Demo: real HTTP Proxy, instead of destination socket rewrite

[mame82]

Hi, thx for the great project. I was working on a use case, where Flutter has to be forced to use a real HTTP proxy (instead of silently redirecting to a transparent proxy).

I want to share my patch for info, maybe sbdy could use it (targets Dart's HttpClient implementation, enforces proxy and prevents overwriting it via findProxy setter):

Here's a short Twitter thread, showing it applied to a target app:
https://twitter.com/mame82/status/1459157357989187592

[Impact-I]

Hi @mame82 ,
Thank you for your interest in the project.

When making these changes to the files /src/third_party/dart/tools/sdks/dart-sdk/lib/_http/http_impl.dart
/src/third_party/dart/sdk/lib/_http/http_impl.dart
Nothing happens. How did you get libflutter_patched.so?
It will be great if you share the library.

[mame82]

Okay, as already discussed on Twitter, this approach was invalid.

Patches for SDK code (namely HttpClient) do not end up in libflutter.so as the VM snapshot is compiled into libapp.so.

A working approach to make HttpClient use a proxy by modifying the Dart runtime (and thus ending up in libflutter.so) was found. This could be achieved by modifying the native code implementing Platfom::Environment to add in http_proxyand https_proxy environment variables, which are missing on Android.

The shortcoming of this (compared to overwriting the destination IP for socket connections): While the default behaviour of HttpClient is to determin the Proxy to use based on these environment variables, the application could use HttpClient.findProxy to define a Proxy on App-level, which would overwrite the Proxy defined by the patch.

The screenshot shows a patch-diff for Androids Platform::Environment implementation:

Beside not having to rely on an interception proxy which works in transparent mode, a benefit is, that the environment variable also stores the proxy port in the string. So it could be easily overwritten on a pre-compiled binary, as reFlutter already does with the proxy IP.

Also adding no_proxy environment variable could add more fine-grained control (not tested).

Last but not least: Such a patch does not interfere with the socket.cc patches already applied. If the proxy defined in the environment variables is used by the app (which is the default for Flutter), the socket.cc patch would rewrite the destination which to the same values which are already set. The difference would be, that the client communicates with the proxy as expected (sends CONNECT requests and uses absolute URLs in request lines.

If the App overwrites the findProxy function, the connect.cc patch still would overwrite the target IP and port. Thus, traffic would still end up at the proxy, but has to be handled transparently (determine target host from Host header, as no absolute URLs are use in request line and no CONNECT requests get sent).

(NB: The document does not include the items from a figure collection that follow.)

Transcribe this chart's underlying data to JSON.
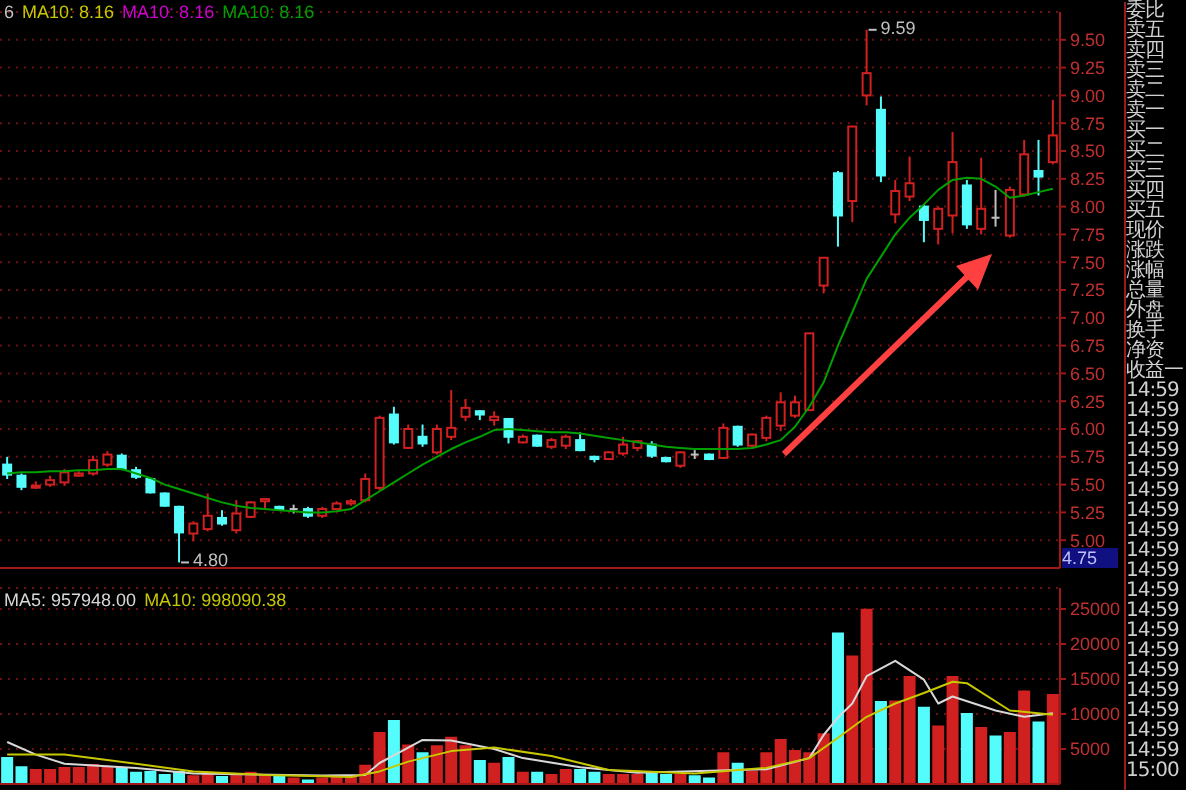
{
  "chart_data": [
    {
      "type": "candlestick",
      "categories": [
        null,
        null,
        null,
        null,
        null,
        null,
        null,
        null,
        null,
        null,
        null,
        null,
        null,
        null,
        null,
        null,
        null,
        null,
        null,
        null,
        null,
        null,
        null,
        null,
        null,
        null,
        null,
        null,
        null,
        null,
        null,
        null,
        null,
        null,
        null,
        null,
        null,
        null,
        null,
        null,
        null,
        null,
        null,
        null,
        null,
        null,
        null,
        null,
        null,
        null,
        null,
        null,
        null,
        null,
        null,
        null,
        null,
        null,
        null,
        null,
        null,
        null,
        null,
        null,
        null,
        null,
        null,
        null,
        null,
        null,
        null,
        null,
        null,
        null
      ],
      "ohlc": [
        [
          5.68,
          5.75,
          5.55,
          5.59
        ],
        [
          5.58,
          5.6,
          5.45,
          5.48
        ],
        [
          5.48,
          5.53,
          5.46,
          5.49
        ],
        [
          5.5,
          5.58,
          5.48,
          5.54
        ],
        [
          5.52,
          5.64,
          5.49,
          5.61
        ],
        [
          5.58,
          5.62,
          5.57,
          5.6
        ],
        [
          5.6,
          5.76,
          5.58,
          5.72
        ],
        [
          5.68,
          5.8,
          5.66,
          5.77
        ],
        [
          5.76,
          5.78,
          5.63,
          5.64
        ],
        [
          5.63,
          5.66,
          5.55,
          5.57
        ],
        [
          5.55,
          5.56,
          5.42,
          5.43
        ],
        [
          5.42,
          5.43,
          5.3,
          5.31
        ],
        [
          5.3,
          5.31,
          4.8,
          5.07
        ],
        [
          5.06,
          5.17,
          4.99,
          5.15
        ],
        [
          5.1,
          5.42,
          5.08,
          5.22
        ],
        [
          5.2,
          5.27,
          5.13,
          5.15
        ],
        [
          5.09,
          5.36,
          5.06,
          5.24
        ],
        [
          5.21,
          5.35,
          5.2,
          5.34
        ],
        [
          5.35,
          5.38,
          5.29,
          5.37
        ],
        [
          5.3,
          5.31,
          5.27,
          5.28
        ],
        [
          5.28,
          5.32,
          5.24,
          5.28
        ],
        [
          5.28,
          5.3,
          5.2,
          5.22
        ],
        [
          5.22,
          5.3,
          5.2,
          5.28
        ],
        [
          5.28,
          5.35,
          5.27,
          5.33
        ],
        [
          5.33,
          5.37,
          5.31,
          5.35
        ],
        [
          5.36,
          5.6,
          5.34,
          5.55
        ],
        [
          5.47,
          6.12,
          5.45,
          6.1
        ],
        [
          6.13,
          6.2,
          5.86,
          5.88
        ],
        [
          5.83,
          6.04,
          5.82,
          6.0
        ],
        [
          5.93,
          6.04,
          5.84,
          5.87
        ],
        [
          5.79,
          6.04,
          5.77,
          6.0
        ],
        [
          5.93,
          6.35,
          5.9,
          6.01
        ],
        [
          6.11,
          6.27,
          6.07,
          6.19
        ],
        [
          6.16,
          6.17,
          6.08,
          6.13
        ],
        [
          6.08,
          6.16,
          6.03,
          6.11
        ],
        [
          6.09,
          6.1,
          5.87,
          5.93
        ],
        [
          5.88,
          5.95,
          5.87,
          5.93
        ],
        [
          5.94,
          5.95,
          5.84,
          5.85
        ],
        [
          5.84,
          5.92,
          5.82,
          5.9
        ],
        [
          5.85,
          5.95,
          5.82,
          5.93
        ],
        [
          5.9,
          5.97,
          5.8,
          5.81
        ],
        [
          5.75,
          5.76,
          5.7,
          5.73
        ],
        [
          5.73,
          5.8,
          5.72,
          5.79
        ],
        [
          5.78,
          5.93,
          5.76,
          5.86
        ],
        [
          5.83,
          5.9,
          5.8,
          5.89
        ],
        [
          5.86,
          5.89,
          5.74,
          5.76
        ],
        [
          5.74,
          5.75,
          5.7,
          5.71
        ],
        [
          5.67,
          5.8,
          5.65,
          5.79
        ],
        [
          5.77,
          5.81,
          5.73,
          5.77
        ],
        [
          5.77,
          5.78,
          5.72,
          5.73
        ],
        [
          5.74,
          6.05,
          5.73,
          6.01
        ],
        [
          6.02,
          6.03,
          5.84,
          5.86
        ],
        [
          5.85,
          5.96,
          5.84,
          5.95
        ],
        [
          5.92,
          6.12,
          5.89,
          6.1
        ],
        [
          6.03,
          6.33,
          5.98,
          6.24
        ],
        [
          6.12,
          6.3,
          6.1,
          6.24
        ],
        [
          6.17,
          6.86,
          6.17,
          6.86
        ],
        [
          7.29,
          7.54,
          7.22,
          7.54
        ],
        [
          8.3,
          8.32,
          7.64,
          7.92
        ],
        [
          8.05,
          8.72,
          7.86,
          8.72
        ],
        [
          9.0,
          9.59,
          8.91,
          9.2
        ],
        [
          8.87,
          8.99,
          8.22,
          8.28
        ],
        [
          7.93,
          8.24,
          7.85,
          8.14
        ],
        [
          8.09,
          8.45,
          8.05,
          8.21
        ],
        [
          8.0,
          8.02,
          7.68,
          7.88
        ],
        [
          7.8,
          8.0,
          7.66,
          7.98
        ],
        [
          7.92,
          8.67,
          7.76,
          8.4
        ],
        [
          8.19,
          8.24,
          7.8,
          7.84
        ],
        [
          7.8,
          8.44,
          7.75,
          7.98
        ],
        [
          7.9,
          8.15,
          7.82,
          7.9
        ],
        [
          7.74,
          8.18,
          7.72,
          8.15
        ],
        [
          8.11,
          8.6,
          8.09,
          8.47
        ],
        [
          8.32,
          8.6,
          8.1,
          8.27
        ],
        [
          8.4,
          8.96,
          8.38,
          8.64
        ]
      ],
      "colors": [
        "#54fcfc",
        "#54fcfc",
        "#d02020",
        "#d02020",
        "#d02020",
        "#d02020",
        "#d02020",
        "#d02020",
        "#54fcfc",
        "#54fcfc",
        "#54fcfc",
        "#54fcfc",
        "#54fcfc",
        "#d02020",
        "#d02020",
        "#54fcfc",
        "#d02020",
        "#d02020",
        "#d02020",
        "#54fcfc",
        "#c0c0c0",
        "#54fcfc",
        "#d02020",
        "#d02020",
        "#d02020",
        "#d02020",
        "#d02020",
        "#54fcfc",
        "#d02020",
        "#54fcfc",
        "#d02020",
        "#d02020",
        "#d02020",
        "#54fcfc",
        "#d02020",
        "#54fcfc",
        "#d02020",
        "#54fcfc",
        "#d02020",
        "#d02020",
        "#54fcfc",
        "#54fcfc",
        "#d02020",
        "#d02020",
        "#d02020",
        "#54fcfc",
        "#54fcfc",
        "#d02020",
        "#c0c0c0",
        "#54fcfc",
        "#d02020",
        "#54fcfc",
        "#d02020",
        "#d02020",
        "#d02020",
        "#d02020",
        "#d02020",
        "#d02020",
        "#54fcfc",
        "#d02020",
        "#d02020",
        "#54fcfc",
        "#d02020",
        "#d02020",
        "#54fcfc",
        "#d02020",
        "#d02020",
        "#54fcfc",
        "#d02020",
        "#c0c0c0",
        "#d02020",
        "#d02020",
        "#54fcfc",
        "#d02020"
      ],
      "series": [
        {
          "type": "line",
          "name": "MA10: 8.16",
          "color": "#00a000",
          "values": [
            5.6,
            5.61,
            5.61,
            5.62,
            5.62,
            5.63,
            5.63,
            5.64,
            5.64,
            5.6,
            5.56,
            5.5,
            5.46,
            5.42,
            5.38,
            5.34,
            5.31,
            5.29,
            5.28,
            5.27,
            5.26,
            5.25,
            5.25,
            5.26,
            5.28,
            5.36,
            5.44,
            5.52,
            5.6,
            5.68,
            5.75,
            5.82,
            5.88,
            5.93,
            5.99,
            6.0,
            5.99,
            5.98,
            5.97,
            5.97,
            5.96,
            5.94,
            5.92,
            5.9,
            5.88,
            5.86,
            5.84,
            5.83,
            5.82,
            5.82,
            5.82,
            5.82,
            5.83,
            5.86,
            5.9,
            6.02,
            6.2,
            6.42,
            6.75,
            7.05,
            7.35,
            7.55,
            7.75,
            7.9,
            8.02,
            8.15,
            8.24,
            8.26,
            8.25,
            8.18,
            8.08,
            8.1,
            8.13,
            8.16
          ]
        }
      ],
      "ylim": [
        4.75,
        9.75
      ],
      "yticks": [
        {
          "value": 5,
          "label": "5.00"
        },
        {
          "value": 5.25,
          "label": "5.25"
        },
        {
          "value": 5.5,
          "label": "5.50"
        },
        {
          "value": 5.75,
          "label": "5.75"
        },
        {
          "value": 6,
          "label": "6.00"
        },
        {
          "value": 6.25,
          "label": "6.25"
        },
        {
          "value": 6.5,
          "label": "6.50"
        },
        {
          "value": 6.75,
          "label": "6.75"
        },
        {
          "value": 7,
          "label": "7.00"
        },
        {
          "value": 7.25,
          "label": "7.25"
        },
        {
          "value": 7.5,
          "label": "7.50"
        },
        {
          "value": 7.75,
          "label": "7.75"
        },
        {
          "value": 8,
          "label": "8.00"
        },
        {
          "value": 8.25,
          "label": "8.25"
        },
        {
          "value": 8.5,
          "label": "8.50"
        },
        {
          "value": 8.75,
          "label": "8.75"
        },
        {
          "value": 9,
          "label": "9.00"
        },
        {
          "value": 9.25,
          "label": "9.25"
        },
        {
          "value": 9.5,
          "label": "9.50"
        }
      ],
      "annotations": [
        "6",
        "MA10: 8.16",
        "MA10: 8.16",
        "9.59",
        "4.80",
        "4.75"
      ],
      "grid": "y",
      "legend": "top left",
      "tick_labels": "y"
    },
    {
      "type": "bar",
      "categories": [
        null,
        null,
        null,
        null,
        null,
        null,
        null,
        null,
        null,
        null,
        null,
        null,
        null,
        null,
        null,
        null,
        null,
        null,
        null,
        null,
        null,
        null,
        null,
        null,
        null,
        null,
        null,
        null,
        null,
        null,
        null,
        null,
        null,
        null,
        null,
        null,
        null,
        null,
        null,
        null,
        null,
        null,
        null,
        null,
        null,
        null,
        null,
        null,
        null,
        null,
        null,
        null,
        null,
        null,
        null,
        null,
        null,
        null,
        null,
        null,
        null,
        null,
        null,
        null,
        null,
        null,
        null,
        null,
        null,
        null,
        null,
        null,
        null,
        null
      ],
      "series": [
        {
          "type": "bar",
          "colors": [
            "#54fcfc",
            "#54fcfc",
            "#d02020",
            "#d02020",
            "#d02020",
            "#d02020",
            "#d02020",
            "#d02020",
            "#54fcfc",
            "#54fcfc",
            "#54fcfc",
            "#54fcfc",
            "#54fcfc",
            "#d02020",
            "#d02020",
            "#54fcfc",
            "#d02020",
            "#d02020",
            "#d02020",
            "#54fcfc",
            "#d02020",
            "#54fcfc",
            "#d02020",
            "#d02020",
            "#d02020",
            "#d02020",
            "#d02020",
            "#54fcfc",
            "#d02020",
            "#54fcfc",
            "#d02020",
            "#d02020",
            "#d02020",
            "#54fcfc",
            "#d02020",
            "#54fcfc",
            "#d02020",
            "#54fcfc",
            "#d02020",
            "#d02020",
            "#54fcfc",
            "#54fcfc",
            "#d02020",
            "#d02020",
            "#d02020",
            "#54fcfc",
            "#54fcfc",
            "#d02020",
            "#54fcfc",
            "#54fcfc",
            "#d02020",
            "#54fcfc",
            "#d02020",
            "#d02020",
            "#d02020",
            "#d02020",
            "#d02020",
            "#d02020",
            "#54fcfc",
            "#d02020",
            "#d02020",
            "#54fcfc",
            "#d02020",
            "#d02020",
            "#54fcfc",
            "#d02020",
            "#d02020",
            "#54fcfc",
            "#d02020",
            "#54fcfc",
            "#d02020",
            "#d02020",
            "#54fcfc",
            "#d02020"
          ],
          "values": [
            3700,
            2400,
            2000,
            2000,
            2300,
            2300,
            2700,
            2400,
            2300,
            1600,
            1700,
            1300,
            1700,
            1100,
            1600,
            1000,
            1300,
            1600,
            1300,
            1100,
            800,
            500,
            800,
            1000,
            1000,
            2600,
            7300,
            9000,
            5500,
            4400,
            5400,
            6600,
            5400,
            3300,
            2900,
            3700,
            1600,
            1600,
            1300,
            2000,
            2000,
            1600,
            1300,
            1300,
            1300,
            1500,
            1300,
            1300,
            1100,
            800,
            4400,
            2900,
            1800,
            4400,
            6300,
            4700,
            4400,
            7100,
            21500,
            18200,
            24900,
            11700,
            11800,
            15300,
            10900,
            8200,
            15300,
            10000,
            8000,
            6800,
            7300,
            13200,
            8800,
            12700
          ]
        },
        {
          "type": "line",
          "name": "MA5: 957948.00",
          "color": "#d8d8d8",
          "values": [
            6000,
            null,
            4200,
            null,
            2900,
            null,
            null,
            null,
            null,
            2300,
            null,
            null,
            null,
            1500,
            null,
            null,
            null,
            null,
            null,
            null,
            null,
            null,
            1200,
            null,
            null,
            1300,
            3000,
            null,
            5200,
            6300,
            null,
            6200,
            null,
            null,
            5000,
            null,
            3700,
            null,
            null,
            null,
            2400,
            null,
            null,
            null,
            1600,
            null,
            null,
            null,
            null,
            null,
            null,
            null,
            null,
            2100,
            null,
            null,
            3700,
            7000,
            9500,
            11500,
            15400,
            null,
            17600,
            null,
            14900,
            11500,
            12500,
            null,
            null,
            10500,
            null,
            9600,
            null,
            10100
          ]
        },
        {
          "type": "line",
          "name": "MA10: 998090.38",
          "color": "#c8c800",
          "values": [
            4200,
            null,
            null,
            null,
            4200,
            null,
            null,
            null,
            null,
            2900,
            null,
            null,
            null,
            1800,
            null,
            null,
            null,
            null,
            1300,
            null,
            null,
            null,
            1100,
            null,
            1000,
            null,
            1800,
            null,
            3200,
            null,
            null,
            4700,
            null,
            null,
            5200,
            null,
            null,
            null,
            4000,
            null,
            3000,
            null,
            2000,
            null,
            null,
            null,
            null,
            null,
            1500,
            null,
            null,
            null,
            null,
            2300,
            null,
            null,
            3700,
            null,
            6600,
            null,
            9600,
            null,
            11500,
            null,
            13000,
            null,
            14600,
            14400,
            null,
            null,
            10500,
            null,
            null,
            9900
          ]
        }
      ],
      "ylim": [
        0,
        28000
      ],
      "yticks": [
        5000,
        10000,
        15000,
        20000,
        25000
      ],
      "grid": "y",
      "legend": "top left",
      "tick_labels": "y"
    },
    {
      "type": "other",
      "annotations": [
        "委比",
        "卖五",
        "卖四",
        "卖三",
        "卖二",
        "卖一",
        "买一",
        "买二",
        "买三",
        "买四",
        "买五",
        "现价",
        "涨跌",
        "涨幅",
        "总量",
        "外盘",
        "换手",
        "净资",
        "收益一",
        "14:59",
        "14:59",
        "14:59",
        "14:59",
        "14:59",
        "14:59",
        "14:59",
        "14:59",
        "14:59",
        "14:59",
        "14:59",
        "14:59",
        "14:59",
        "14:59",
        "14:59",
        "14:59",
        "14:59",
        "14:59",
        "14:59",
        "15:00"
      ]
    }
  ]
}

With that, I think there is not much more to add and I want to say THANK YOU for the great project, again!

[mame82]

For completeness, I attach a compiled libflutter.so:

• Snapshot hash: 9cf77f4405212c45daf608e1cd646852
• Platform: Android
• Arch: arm32
• Patches: All reFlutter patches, connect.cc patches have Address rewrite disabled, but still print "ref: <destination IP>" to logcat for TCP connections (not Datagram). The environment variables are altered as described above, by adding the following vars:
  • http_proxy=192.168.8.199:8080
  • https_proxy=192.168.8.199:8080
  • MAME82=test

The following app currently uses a matching libflutter.so and was used for testing: "Knowunity". All flutter connections are correctly passed on to the proxy, without the need of destination IP rewrites.

libflutter_arm32_9cf77f4405212c45daf608e1cd646852.zip

[Impact-I]

@mame82 , Thanks for the contribution to the project. You are a purposeful person.

Ditching a transparent proxy is very tempting. I will need to write a universal patch for all supported Flutter Engine versions. Hopefully this patch will appear in reFlutter. Perfect solution!